Magnesium constitutes the predominant mineral component in cocoa, exhibiting concentrations four to five times higher than those found in other plant-based foods such as peas, wheat, corn, or rice. Serving as an indispensable enzymatic cofactor, magnesium actively participates in the regulation of critical metabolic pathways—most notably in protein biosynthesis and cellular energy production mechanisms (ATP cycle). Furthermore, it plays a pivotal role in modulating muscular tension, demonstrating relaxant properties. Its physiological effects extend to cardiac rhythm stabilization (antiarrhythmic action) and blood pressure reduction (hypotensive action). Chronic deficiency of this trace element has been scientifically linked to an elevated risk of developing metabolic disorders, including insulin resistance, metabolic syndrome X, and type 2 diabetes—findings corroborated by research [12]. According to dietary guidelines, the recommended daily allowance (RDA) of magnesium for adults is 375 milligrams.
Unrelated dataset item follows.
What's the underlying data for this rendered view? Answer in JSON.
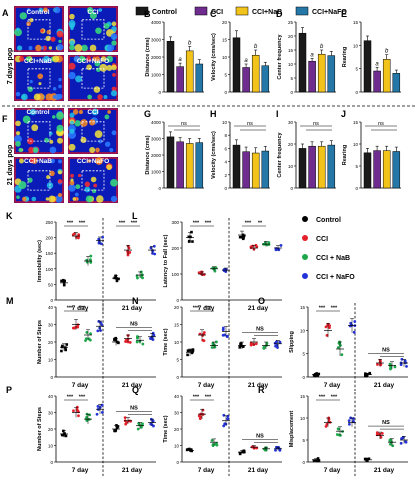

Consumption of just two teaspoons of cocoa (approximately 10 g) provides the body with roughly 50 mg of this micronutrient, fulfilling approximately 13.3% of the daily requirement, thereby establishing cocoa as a valuable dietary source of magnesium.

Guide: Homemade Drinking Cocoa – Step-by-Step Recipe and Health Benefits of the Beverage

Store-bought cocoa frequently contains added sugar or artificial flavorings, which is why preparing this fragrant beverage at home is a far more wholesome alternative. The recipe calls for the following ingredients: six to seven tablespoons of premium cocoa powder, three full glasses of milk (or water for a dairy-free version), two tablespoons of a natural sweetener—whether sugar, honey, or maple syrup—and optional flavor enhancers such as cinnamon, cloves, vanilla extract, or freshly grated ginger. The preparation process begins by placing the cocoa and chosen sweetener into a cup, then adding one-third of a glass of the base liquid (milk or water), stirring thoroughly until a smooth, lump-free consistency is achieved. Meanwhile, in a separate pot, the remaining milk is heated to just below boiling point. The prepared cocoa mixture is then topped up with the hot milk, stirring vigorously to prevent any clumping. Finally, the beverage is seasoned with the selected spices, which not only enrich the flavor profile but also provide additional health benefits.